Below is a list of events in chess in the year 2012:

==Events==
- The film Brooklyn Castle is released on 11 March 2012. The movie documents Intermediate School 318, an inner-city public school in Brooklyn, New York, which becomes the first middle school team to win the United States Chess Federation's national high school championship.
- World champion Viswanathan Anand (India) successfully defends his title against challenger Boris Gelfand (Israel) in the World Chess Championship 2012 held in Moscow in May. The match is tied 6–6 after the first 12 games, but Anand scores +1=3−0 in the four rapid tie-break games to retain the title.
- The Spanish chess magazine Jaque publishes its final issue in July.
- 40th Chess Olympiad is held in Istanbul from 27 August to 10 September. In the open event, Armenia wins the gold, with Russia and Ukraine earning silver and bronze. The women's event is won by Russia, followed by China and Ukraine.

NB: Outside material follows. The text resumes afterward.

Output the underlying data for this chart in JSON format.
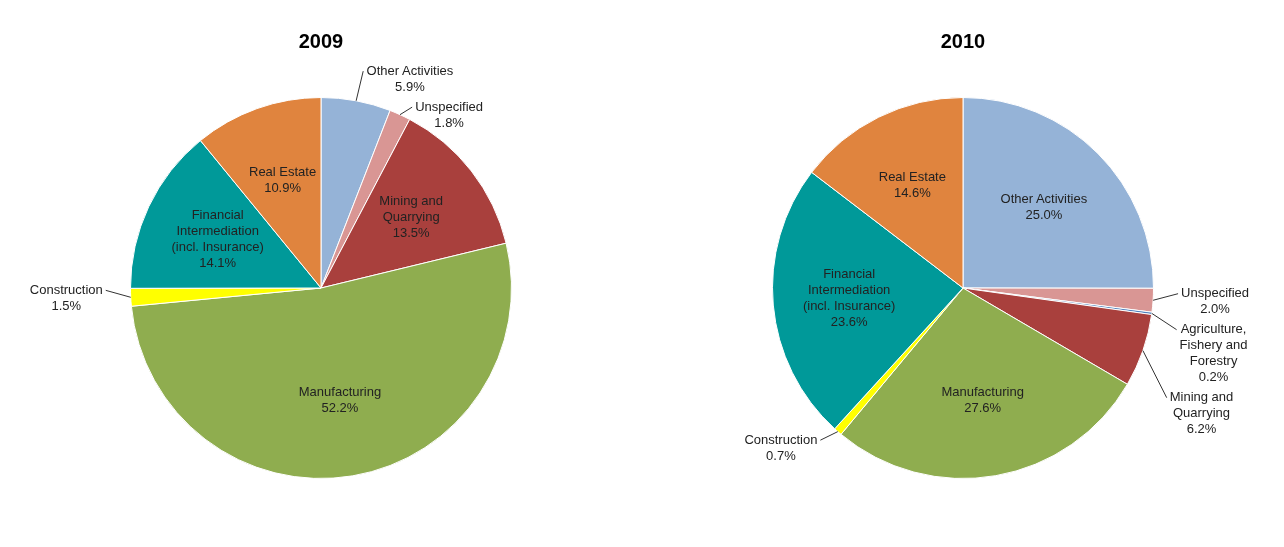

- The first two tournaments in the FIDE Grand Prix 2012–13 series are held. The Grand Prix will be used to qualify players for the World Chess Championship 2014. Veselin Topalov (Bulgaria), Boris Gelfand (Israel) and Shakhriyar Mamedyarov win London 2012 all scoring 7/12. Sergey Karjakin (Russia), Wang Hao (China) and Alexander Morozevich (Russia) win Tashkent 2012 all scoring 6½/12. Four more Grand Prix events will be held in 2013, and ultimately Topalov and Mamedyarov were the Grand Prix points qualifiers for the 2014 world championship.
- The Women's World Chess Championship 2012 is a 64-player knockout tournament held in Khanty Mansiysk, Russiafrom 10 November to 1 December. Anna Ushenina (Ukraine) wins the finals match against Antoaneta Stefanova (Bulgaria) to become the 2012 women's world champion. Stefanova is the 2004 women's champion, and Ushenina won the finals match 3½ to 2½ by winning the second rapid tie-break game after the four-game match ended 2–2 and the first rapid tie-break was drawn.

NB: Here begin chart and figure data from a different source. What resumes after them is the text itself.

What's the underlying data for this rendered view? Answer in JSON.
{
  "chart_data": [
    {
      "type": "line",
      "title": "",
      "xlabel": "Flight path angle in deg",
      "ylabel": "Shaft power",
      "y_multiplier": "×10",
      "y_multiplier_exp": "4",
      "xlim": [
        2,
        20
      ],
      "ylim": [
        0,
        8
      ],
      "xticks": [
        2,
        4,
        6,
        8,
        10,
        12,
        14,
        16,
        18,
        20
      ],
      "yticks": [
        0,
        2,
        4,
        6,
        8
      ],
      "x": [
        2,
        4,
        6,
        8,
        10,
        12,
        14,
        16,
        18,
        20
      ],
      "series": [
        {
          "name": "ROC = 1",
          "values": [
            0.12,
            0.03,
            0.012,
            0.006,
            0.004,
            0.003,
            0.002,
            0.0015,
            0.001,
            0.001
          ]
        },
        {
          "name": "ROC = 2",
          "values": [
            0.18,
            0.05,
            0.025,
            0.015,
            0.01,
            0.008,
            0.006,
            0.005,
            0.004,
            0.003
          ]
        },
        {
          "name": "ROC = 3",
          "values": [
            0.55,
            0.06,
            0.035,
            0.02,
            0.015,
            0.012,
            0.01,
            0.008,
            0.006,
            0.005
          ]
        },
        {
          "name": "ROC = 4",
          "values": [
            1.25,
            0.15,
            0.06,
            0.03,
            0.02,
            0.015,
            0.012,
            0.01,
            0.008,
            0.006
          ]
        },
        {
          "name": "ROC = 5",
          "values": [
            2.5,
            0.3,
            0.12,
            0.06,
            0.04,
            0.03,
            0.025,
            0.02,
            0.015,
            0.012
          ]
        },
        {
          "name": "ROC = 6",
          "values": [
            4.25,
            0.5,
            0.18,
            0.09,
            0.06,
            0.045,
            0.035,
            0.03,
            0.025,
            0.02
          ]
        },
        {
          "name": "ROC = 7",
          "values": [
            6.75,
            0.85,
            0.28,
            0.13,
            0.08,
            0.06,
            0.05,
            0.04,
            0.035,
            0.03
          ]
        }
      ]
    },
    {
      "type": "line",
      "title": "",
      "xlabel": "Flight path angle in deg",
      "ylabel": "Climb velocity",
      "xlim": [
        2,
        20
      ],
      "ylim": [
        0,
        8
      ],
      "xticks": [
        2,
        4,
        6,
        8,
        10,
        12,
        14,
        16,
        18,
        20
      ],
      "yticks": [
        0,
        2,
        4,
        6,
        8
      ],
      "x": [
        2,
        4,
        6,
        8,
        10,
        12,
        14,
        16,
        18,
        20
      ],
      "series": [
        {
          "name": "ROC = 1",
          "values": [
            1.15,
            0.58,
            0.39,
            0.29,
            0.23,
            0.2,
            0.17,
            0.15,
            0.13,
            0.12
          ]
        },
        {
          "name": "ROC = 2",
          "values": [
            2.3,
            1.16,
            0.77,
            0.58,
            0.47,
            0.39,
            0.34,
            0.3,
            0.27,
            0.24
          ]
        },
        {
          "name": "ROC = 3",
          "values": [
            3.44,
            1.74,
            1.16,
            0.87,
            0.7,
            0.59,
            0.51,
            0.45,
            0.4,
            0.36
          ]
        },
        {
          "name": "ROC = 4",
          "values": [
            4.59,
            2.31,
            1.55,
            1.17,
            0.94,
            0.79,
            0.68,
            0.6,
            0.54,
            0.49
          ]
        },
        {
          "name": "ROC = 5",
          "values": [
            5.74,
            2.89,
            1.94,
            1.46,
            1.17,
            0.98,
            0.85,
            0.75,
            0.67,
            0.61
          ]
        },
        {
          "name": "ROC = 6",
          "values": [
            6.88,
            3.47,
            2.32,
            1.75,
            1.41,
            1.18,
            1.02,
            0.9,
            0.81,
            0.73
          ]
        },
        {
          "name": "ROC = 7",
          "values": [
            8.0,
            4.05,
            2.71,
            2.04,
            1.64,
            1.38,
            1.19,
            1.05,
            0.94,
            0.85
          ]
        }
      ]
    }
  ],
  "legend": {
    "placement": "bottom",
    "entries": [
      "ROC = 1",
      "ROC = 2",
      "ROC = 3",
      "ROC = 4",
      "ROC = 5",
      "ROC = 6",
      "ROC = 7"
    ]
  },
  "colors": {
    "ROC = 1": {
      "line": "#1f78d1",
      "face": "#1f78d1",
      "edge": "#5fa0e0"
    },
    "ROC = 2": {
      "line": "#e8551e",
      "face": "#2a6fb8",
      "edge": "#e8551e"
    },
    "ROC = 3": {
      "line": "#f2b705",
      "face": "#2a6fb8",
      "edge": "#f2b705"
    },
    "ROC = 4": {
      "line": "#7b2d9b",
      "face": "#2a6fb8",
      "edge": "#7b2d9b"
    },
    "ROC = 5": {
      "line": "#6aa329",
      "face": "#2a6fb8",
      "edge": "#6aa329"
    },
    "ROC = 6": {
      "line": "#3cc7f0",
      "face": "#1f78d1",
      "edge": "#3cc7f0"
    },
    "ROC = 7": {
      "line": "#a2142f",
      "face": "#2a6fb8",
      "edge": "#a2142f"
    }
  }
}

- The final three events in the FIDE Women's Grand Prix 2011–12 series are held. Koneru Humpy (India) and Anna Muzychuk (Slovenia) win the Kazan tournament in June with 7½/12. Koneru also wins the Ankara tournament in September with 8½/12. Hou Yifan wins the Jermuk tournament in July, and combined with her two first-place finishes in 2011 at Rostov and Shenzhen she qualified to face Anna Ushenina in the Women's World Chess Championship 2013.

==Deaths==
- Emil Ungureanu, Romanian International Master.
- 7 January Elaine Pritchard, English Woman International Master, four-time winner of the British Women's Chess Championship, and five-time Olympian for the British women's team dies at age 86.

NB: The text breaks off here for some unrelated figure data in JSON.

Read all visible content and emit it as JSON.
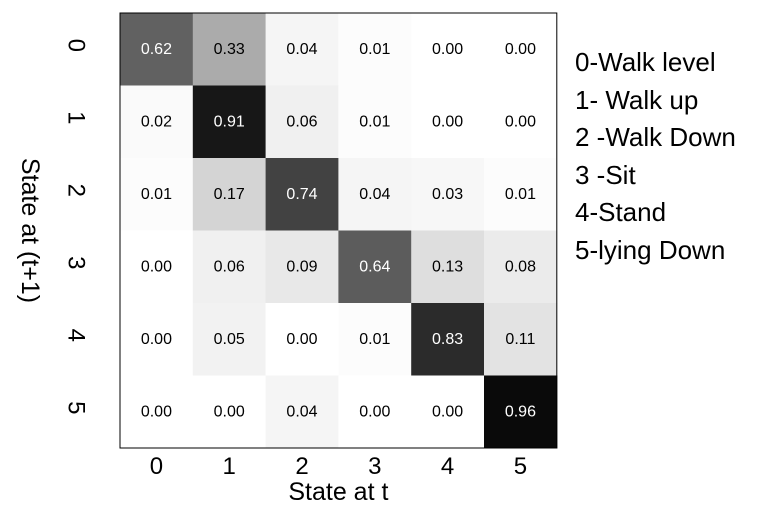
{
  "chart_data": {
    "type": "heatmap",
    "title": "",
    "xlabel": "State at t",
    "ylabel": "State at (t+1)",
    "x_categories": [
      "0",
      "1",
      "2",
      "3",
      "4",
      "5"
    ],
    "y_categories": [
      "0",
      "1",
      "2",
      "3",
      "4",
      "5"
    ],
    "values": [
      [
        "0.62",
        "0.33",
        "0.04",
        "0.01",
        "0.00",
        "0.00"
      ],
      [
        "0.02",
        "0.91",
        "0.06",
        "0.01",
        "0.00",
        "0.00"
      ],
      [
        "0.01",
        "0.17",
        "0.74",
        "0.04",
        "0.03",
        "0.01"
      ],
      [
        "0.00",
        "0.06",
        "0.09",
        "0.64",
        "0.13",
        "0.08"
      ],
      [
        "0.00",
        "0.05",
        "0.00",
        "0.01",
        "0.83",
        "0.11"
      ],
      [
        "0.00",
        "0.00",
        "0.04",
        "0.00",
        "0.00",
        "0.96"
      ]
    ],
    "colormap": "grayscale (white = 0, black = 1)",
    "vlim": [
      0,
      1
    ],
    "grid": false,
    "legend_position": "right",
    "legend": [
      "0-Walk level",
      "1- Walk up",
      "2 -Walk Down",
      "3 -Sit",
      "4-Stand",
      "5-lying Down"
    ]
  }
}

- 13 April Miguel Albareda Creus Spanish chess player, eight-time champion of Catalonia and 1958 Olympian for Spain, dies at age 93.
- 21 March Yuri Razuvaev Russian chess player and trainer, dies at age 66.
- 4 May Haukur Angantýsson Icelandic IM and winner of the 1976 Icelandic Chess Championship and 1979 World Open dies at age 63.
- 17 June Nathan Divinsky, Canadian chess player and writer, two-time Olympian for Canada, dies at age 86.
- 15 July Jacqueline Piatigorsky, chess player, patron, sculptor and author, dies at age 100.
- 14 August Svetozar Gligorić Serbian and Yugoslav Grandmaster dies in Belgrade at age 89.
- 11 September Rein Etruk three-time Estonian chess champion dies in Tallinn at age 74.
- 1 November Chen Zude, president of the Chinese Chess Association, dies at age 68.
- 18 November Elena Donaldson-Akhmilovskaya Soviet-born American Woman Grandmaster dies at age 55. Played in the Women's World Chess Championship 1986, losing to Maia Chiburdanidze.
- 3 December Georgy Borisenko, Soviet correspondence grandmaster and theoretician, dies at age 90.